Michèle Najlis /
Granada, Nicaragua, 1946
A Jorge Timossi,
que comenzó a inventar este cuento
I
Según testimonio incuestionable de las crónicas de hace más de dos mil años, la mayor dificultad que tenían que enfrentar los audaces que emprendían la travesía del desierto, era el encuentro con la Esfinge, ser mitológico mitad león y mitad mujer, que, mirando fijamente al caminante, le hacía tres preguntas que nadie lograba contestar. Ante lo cual la Esfinge procedía a devorarlos.
Un día Edipo Rey, luego de haberse arrancado los ojos para escapar de su propia oscuridad, emprendió la travesía del desierto. Cuando sintió sobre su piel la mirada terrible de la Esfinge, Edipo, impasible, formuló la primera pregunta:
—¿Por qué un hombre se enamora irremediablemente de una mujer, y ella de él, aunque esto sea la perdición de ambos?
Edipo escuchó atentamente largo rato, pero a sus oídos sólo llegó el ruido de la arena movida por el viento del desierto.
Ante el silencio de la Esfinge, habló nuevamente Edipo:
—¿Por qué, Enigma Misterioso, es tan difícil la verdad?
Nuevamente, sólo el ruido de la arena llegó hasta el caminante.
—Y dime, Esfinge implacable, ¿por qué la justicia y la venganza están siempre tan cercanas? ‒preguntó nuevamente el ciego.
Un silencio terrible rodeó esta vez al desgraciado rey. Ni el viento, ni siquiera las arenas del desierto, se atrevieron a interrumpir el silencio de la piedra.
Largo tiempo transcurrió, y ningún sonido salió de la boca de la Esfinge. Pese a lo cual Edipo no la devoró.
II
Las preguntas de los inmortales son peores que la muerte misma, porque los secretos de la eternidad son infinitos.
Torturada por atroces interrogantes, y condenada a la inmovilidad que le impedía recorrer el universo en busca de respuestas, la Esfinge aprovechaba siempre la presencia de algún caminante extraviado para interrogarlo, con la esperanza tenaz de recibir una respuesta. Pero al formular la pregunta, inevitablemente la Esfinge revelaba parte de sus secretos más profundos. Por eso devoraba al caminante que había escuchado sus palabras. Después, nuevamente sola en medio de las dunas del desierto, la Esfinge se quedaba más triste y más eterna, abrumada por el dolor irremediable de su angustia.

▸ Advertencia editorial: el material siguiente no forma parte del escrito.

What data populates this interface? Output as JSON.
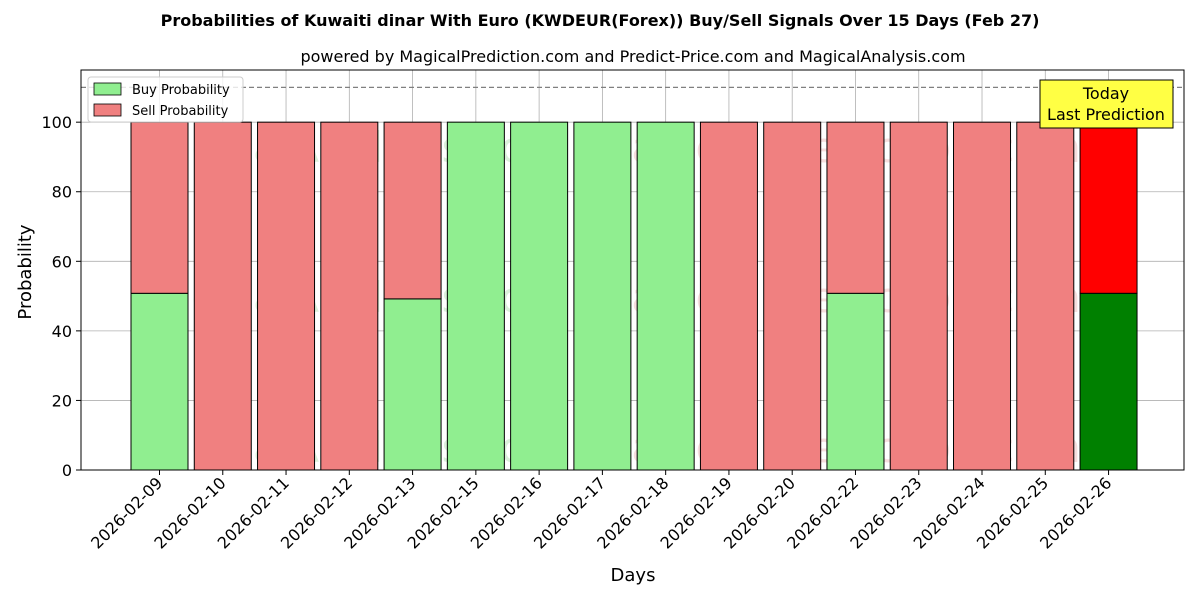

Cuando vio venir a Edipo, ciego, con las cuencas de los ojos vacías, la Esfinge sintió un dolor más agudo que su propio dolor, y esta vez las preguntas se asfixiaron en la garganta inmóvil de la piedra. Al escuchar las palabras del rey hubiera querido, ella también, arrancarse los ojos de la cara. Lo vio alejarse sin poder darle respuesta.
Mucho tiempo transcurrió sin que nadie cruzara esa parte del desierto. La Esfinge permanecía sola, sin poder siquiera pedir la ayuda de los efímeros mortales que extraviaban sus pasos en las dunas y que, famélicos y sedientos, casi muertos, podían sin embargo poseer la respuesta a su dolor.
Una tarde, a la hora del crepúsculo, vio un punto moverse a lo lejos. La Esfinge temió que fuera un espejismo, pues los dioses y las piedras sucumben también a la ilusión de los sentidos. El punto fue acercándose, hasta que pudo ver con claridad a una mujer muy bella, espigada y flexible, que sonreía serena a pesar de los vientos feroces del desierto.
Cuando estuvo al alcance de su voz, la Esfinge preguntó:
—¿Por qué un hombre se enamora irremediablemente de una mujer, y ella de él, aunque esto sea la perdición de ambos?
—Por lo mismo que se abren los capullos ‒respondió la mujer.
—¿Y por qué ‒preguntó la Esfinge‒ es tan difícil la verdad?
—Ya lo dijo el poeta ‒contestó‒. «Lo más terrible se aprende enseguida y lo hermoso nos cuesta la vida».
—¿Y por qué, mujer, la justicia y la venganza están siempre tan cercanas?
—Porque la huella del dolor jamás deja de sangrar.
La piedra hubiera deseado, por primera vez desde que transcurría su infinita eternidad, tener el don de la sonrisa.
La joven, compasiva, acarició tiernamente el lomo de la Esfinge, le dio un beso en la frente, y siguió su camino.